El legado se había encerrado en sus apartamentos desde el día del suicidio de su querido Arcangelo. Los sirvientes contaban que no quería comer y no hacía otra cosa que llorar, y no abría la puerta a nadie. A nadie menos a uno.
—Señor —el siervo se arrodilló en el umbral y besó el anillo.
El cardenal evitó su mirada.
—Girolamo.
—Señor —tartamudeó—, quiero curarme.
—¡Calla! —ordenó Ravelli, apartando todavía más la mirada de aquel rostro horrible.
—Perdón, perdón…
—Tienes que evitar que nadie acceda a los sótanos, ¿has entendido? —le gritó—. Ve abajo y no salgas hasta que no te mande llamar.

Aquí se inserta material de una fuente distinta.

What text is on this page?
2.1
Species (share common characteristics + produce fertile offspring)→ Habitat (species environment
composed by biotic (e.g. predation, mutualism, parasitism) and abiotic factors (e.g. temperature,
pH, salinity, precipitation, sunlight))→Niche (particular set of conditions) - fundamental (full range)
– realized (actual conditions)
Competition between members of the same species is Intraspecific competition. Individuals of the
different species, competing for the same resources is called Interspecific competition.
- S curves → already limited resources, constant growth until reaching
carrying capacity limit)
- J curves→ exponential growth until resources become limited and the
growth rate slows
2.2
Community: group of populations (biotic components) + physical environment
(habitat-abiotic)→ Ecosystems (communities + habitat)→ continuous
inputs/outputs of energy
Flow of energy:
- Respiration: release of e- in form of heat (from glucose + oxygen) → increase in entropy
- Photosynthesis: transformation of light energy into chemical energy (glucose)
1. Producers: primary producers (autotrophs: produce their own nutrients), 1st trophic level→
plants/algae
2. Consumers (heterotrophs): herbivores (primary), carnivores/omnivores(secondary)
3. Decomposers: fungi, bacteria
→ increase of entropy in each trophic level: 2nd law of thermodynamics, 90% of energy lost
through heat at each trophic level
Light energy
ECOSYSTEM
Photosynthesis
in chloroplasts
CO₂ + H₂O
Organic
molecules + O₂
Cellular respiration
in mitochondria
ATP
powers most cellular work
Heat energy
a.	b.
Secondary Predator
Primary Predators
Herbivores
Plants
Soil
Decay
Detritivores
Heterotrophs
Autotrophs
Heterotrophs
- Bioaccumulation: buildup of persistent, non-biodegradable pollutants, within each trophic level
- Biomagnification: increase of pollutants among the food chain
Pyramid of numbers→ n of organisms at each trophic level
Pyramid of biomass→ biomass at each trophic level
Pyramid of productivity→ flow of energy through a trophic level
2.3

—Sí, sí, entiendo —dijo. Lo que había entendido desde hacía mucho tiempo era que tenía que tener miedo. Mordisqueaba las palabras en voz baja—. Claro, señor. Yo hago todo lo que me pidáis, excelencia.
—¡Calla! Te ordeno que te calles.
—Perdón, perdón.
—Toma —le indicó Ravelli, entregándole una botella de vidrio—. Si alguien entra, arroja esta por el suelo, con fuerza, de forma que el vidrio se rompa.

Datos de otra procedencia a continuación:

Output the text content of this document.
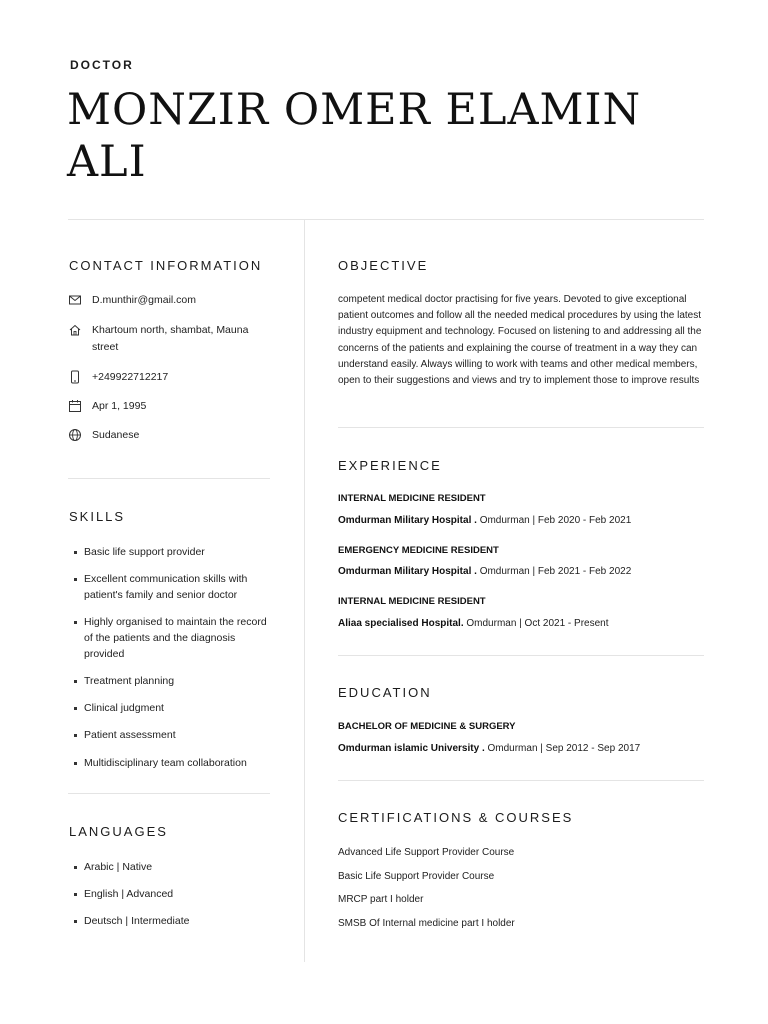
DOCTOR
MONZIR OMER ELAMIN
ALI
CONTACT INFORMATION
D.munthir@gmail.com
Khartoum north, shambat, Mauna street
+249922712217
Apr 1, 1995
Sudanese
SKILLS
Basic life support provider
Excellent communication skills with patient's family and senior doctor
Highly organised to maintain the record of the patients and the diagnosis provided
Treatment planning
Clinical judgment
Patient assessment
Multidisciplinary team collaboration
LANGUAGES
Arabic | Native
English | Advanced
Deutsch | Intermediate
OBJECTIVE

competent medical doctor practising for five years. Devoted to give exceptional patient outcomes and follow all the needed medical procedures by using the latest industry equipment and technology. Focused on listening to and addressing all the concerns of the patients and explaining the course of treatment in a way they can understand easily. Always willing to work with teams and other medical members, open to their suggestions and views and try to implement those to improve results

EXPERIENCE
INTERNAL MEDICINE RESIDENT
Omdurman Military Hospital . Omdurman | Feb 2020 - Feb 2021
EMERGENCY MEDICINE RESIDENT
Omdurman Military Hospital . Omdurman | Feb 2021 - Feb 2022
INTERNAL MEDICINE RESIDENT
Aliaa specialised Hospital. Omdurman | Oct 2021 - Present
EDUCATION
BACHELOR OF MEDICINE & SURGERY
Omdurman islamic University . Omdurman | Sep 2012 - Sep 2017
CERTIFICATIONS & COURSES
Advanced Life Support Provider Course
Basic Life Support Provider Course
MRCP part I holder
SMSB Of Internal medicine part I holder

Luego le hizo extender el brazo para darle una ampolla, y se lo agarró.
—Si por casualidad ocurre, antes trágate esto. Logrará que permanezcas inmune ante el veneno, ¿entendido? —preguntó. Y soltándole el brazo, lo cogió por el cuello y le dio la vuelta—. Mírame. ¡Tienes que decirme que lo has entendido bien!
El siervo, cada vez más asustado ante los modales bruscos del cardenal, asintió con movimientos rápidos de la cabeza, dio un paso atrás con la mirada baja, se dio la vuelta y se marchó corriendo.
De repente Ravelli sintió que se desmayaba. Se tambaleó. Su visión era cada vez más borrosa, y mientras con una mano buscaba urgentemente un punto de apoyo, con la otra se tocó la frente. Las líneas del pasado que le surcaban el rostro encontraron las del futuro, grabadas sobre la palma de su mano helada.
Ya no queda tiempo, se dijo a sí mismo. Luego el mundo desapareció.